Yes, this will be over one day.. I will not speak of it again except in passing, no longer will it be needling at me to solve or act or do - or even just be; as it will be over.

I moved out of my apartment this weekend, and am in the process (after a breif stint with friends) of moving into my own place. I have a deposit on a place in Irvine, but now that I am up here in (near) Fullerton, I'm liking this idea so much better. Irvine may have 'status' but this place has much more and is much more me. Decisions.. If I move up here I hurt someone and lose a very good, very wonderful friendship (yes lose, it must be a clean break, for his sake as well as mine.) My changing and doing this will infuriate him as well - which irks the crap out of me - I understand you love me, but this is MY life, not yours; and hurt him.. ugh.. hurting him - the one thing I try desperately to avoid and end up doing anyway.
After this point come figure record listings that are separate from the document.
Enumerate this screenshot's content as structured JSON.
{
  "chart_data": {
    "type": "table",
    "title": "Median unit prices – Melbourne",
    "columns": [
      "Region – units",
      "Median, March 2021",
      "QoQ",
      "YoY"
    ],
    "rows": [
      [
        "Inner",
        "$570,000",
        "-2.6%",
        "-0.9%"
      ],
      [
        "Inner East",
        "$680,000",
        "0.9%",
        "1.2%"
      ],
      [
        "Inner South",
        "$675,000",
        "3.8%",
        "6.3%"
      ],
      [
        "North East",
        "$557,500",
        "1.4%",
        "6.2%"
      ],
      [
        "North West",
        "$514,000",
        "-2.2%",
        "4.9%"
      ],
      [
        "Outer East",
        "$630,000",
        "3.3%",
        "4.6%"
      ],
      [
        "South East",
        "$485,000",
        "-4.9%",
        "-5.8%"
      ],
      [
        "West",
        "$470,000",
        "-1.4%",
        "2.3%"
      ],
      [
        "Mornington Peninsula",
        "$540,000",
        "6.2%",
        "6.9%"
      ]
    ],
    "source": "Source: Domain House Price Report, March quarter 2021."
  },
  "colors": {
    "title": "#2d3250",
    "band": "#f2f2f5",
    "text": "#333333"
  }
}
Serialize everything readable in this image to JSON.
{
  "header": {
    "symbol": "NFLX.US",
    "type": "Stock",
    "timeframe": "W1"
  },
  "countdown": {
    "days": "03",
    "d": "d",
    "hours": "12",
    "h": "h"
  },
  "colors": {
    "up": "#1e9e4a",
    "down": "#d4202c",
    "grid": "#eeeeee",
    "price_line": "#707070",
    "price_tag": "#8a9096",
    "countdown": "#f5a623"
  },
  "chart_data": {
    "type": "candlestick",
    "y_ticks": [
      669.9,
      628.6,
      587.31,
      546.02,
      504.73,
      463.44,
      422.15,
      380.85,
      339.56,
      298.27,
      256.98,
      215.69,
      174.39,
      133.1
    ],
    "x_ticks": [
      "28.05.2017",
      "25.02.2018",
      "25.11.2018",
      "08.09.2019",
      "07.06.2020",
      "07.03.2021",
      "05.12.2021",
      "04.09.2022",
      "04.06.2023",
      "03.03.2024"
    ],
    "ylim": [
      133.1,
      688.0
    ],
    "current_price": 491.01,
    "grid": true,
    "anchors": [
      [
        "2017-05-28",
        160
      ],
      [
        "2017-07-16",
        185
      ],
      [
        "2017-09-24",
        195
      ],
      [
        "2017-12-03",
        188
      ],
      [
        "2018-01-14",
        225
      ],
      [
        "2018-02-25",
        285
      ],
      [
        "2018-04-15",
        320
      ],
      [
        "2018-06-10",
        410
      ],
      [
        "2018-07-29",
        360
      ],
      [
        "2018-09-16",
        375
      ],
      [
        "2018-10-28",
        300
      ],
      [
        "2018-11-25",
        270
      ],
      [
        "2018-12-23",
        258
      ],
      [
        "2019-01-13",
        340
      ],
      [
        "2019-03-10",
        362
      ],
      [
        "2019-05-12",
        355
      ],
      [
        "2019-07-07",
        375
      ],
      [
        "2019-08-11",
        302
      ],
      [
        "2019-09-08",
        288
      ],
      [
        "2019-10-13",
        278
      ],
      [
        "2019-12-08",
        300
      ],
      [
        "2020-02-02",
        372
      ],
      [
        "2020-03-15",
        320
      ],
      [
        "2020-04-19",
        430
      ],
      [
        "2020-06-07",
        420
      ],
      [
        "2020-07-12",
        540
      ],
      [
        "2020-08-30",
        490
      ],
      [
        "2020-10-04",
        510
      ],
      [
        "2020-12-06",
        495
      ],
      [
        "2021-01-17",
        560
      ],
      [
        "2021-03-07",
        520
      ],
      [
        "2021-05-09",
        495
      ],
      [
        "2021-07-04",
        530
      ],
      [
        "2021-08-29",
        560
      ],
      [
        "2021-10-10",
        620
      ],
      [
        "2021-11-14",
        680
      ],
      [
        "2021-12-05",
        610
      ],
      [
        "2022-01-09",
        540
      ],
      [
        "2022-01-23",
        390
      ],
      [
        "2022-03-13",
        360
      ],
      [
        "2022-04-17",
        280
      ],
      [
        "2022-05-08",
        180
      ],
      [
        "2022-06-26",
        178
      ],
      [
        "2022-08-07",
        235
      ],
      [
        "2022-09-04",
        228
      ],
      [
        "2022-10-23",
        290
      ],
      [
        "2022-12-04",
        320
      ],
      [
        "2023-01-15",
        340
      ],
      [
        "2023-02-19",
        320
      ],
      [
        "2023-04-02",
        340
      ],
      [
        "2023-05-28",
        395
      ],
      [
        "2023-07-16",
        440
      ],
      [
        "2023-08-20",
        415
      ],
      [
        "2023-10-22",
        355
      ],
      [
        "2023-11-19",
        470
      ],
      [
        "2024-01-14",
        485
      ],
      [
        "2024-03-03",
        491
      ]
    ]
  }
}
My sister called me today to tell me she is preggers - I am ESTATIC for her.. but was left crying over what I know I want and what I know I will not have with RTK - is it odd that I love a child yet conceived? That I know her, or believe that I do.. her name.. her ways.. and that I can see her dancing before me - though she is but a twinkle in my eye. In staying with him I forsake her.. Walk away from her, the hope of her.. and even worse, the promise of her. That thought brings tears every time. I am too old to hope and wish that someone will change. I am too old to deal with the bullshit of the past that was not my fault or my issue. Harsh, but true. He is going to be the recipient of the lessons he has taught me.. does he know? I love his daughter - but she is not mine. I love him, but he is my friend.. and the passion that I desire is not found in him.. elsewhere? yes.. In him - I don't, as much as I want to, believe so. I am loved, I am protected, I am cared for, I am nurtured, I am fretted over, I am adored.. And even this isn't enough for me! To fulfill those desires that run ocean deep in me.. wife and mom wife and mom wife and mom.. I hear it call to me as if the blood in my very veins....... it is who I am.. it is what defines me.. Love, shockingly, is not enough.

I am growing.. I am changing.. I am moving.. I am becoming me - whoever she may be and I love that.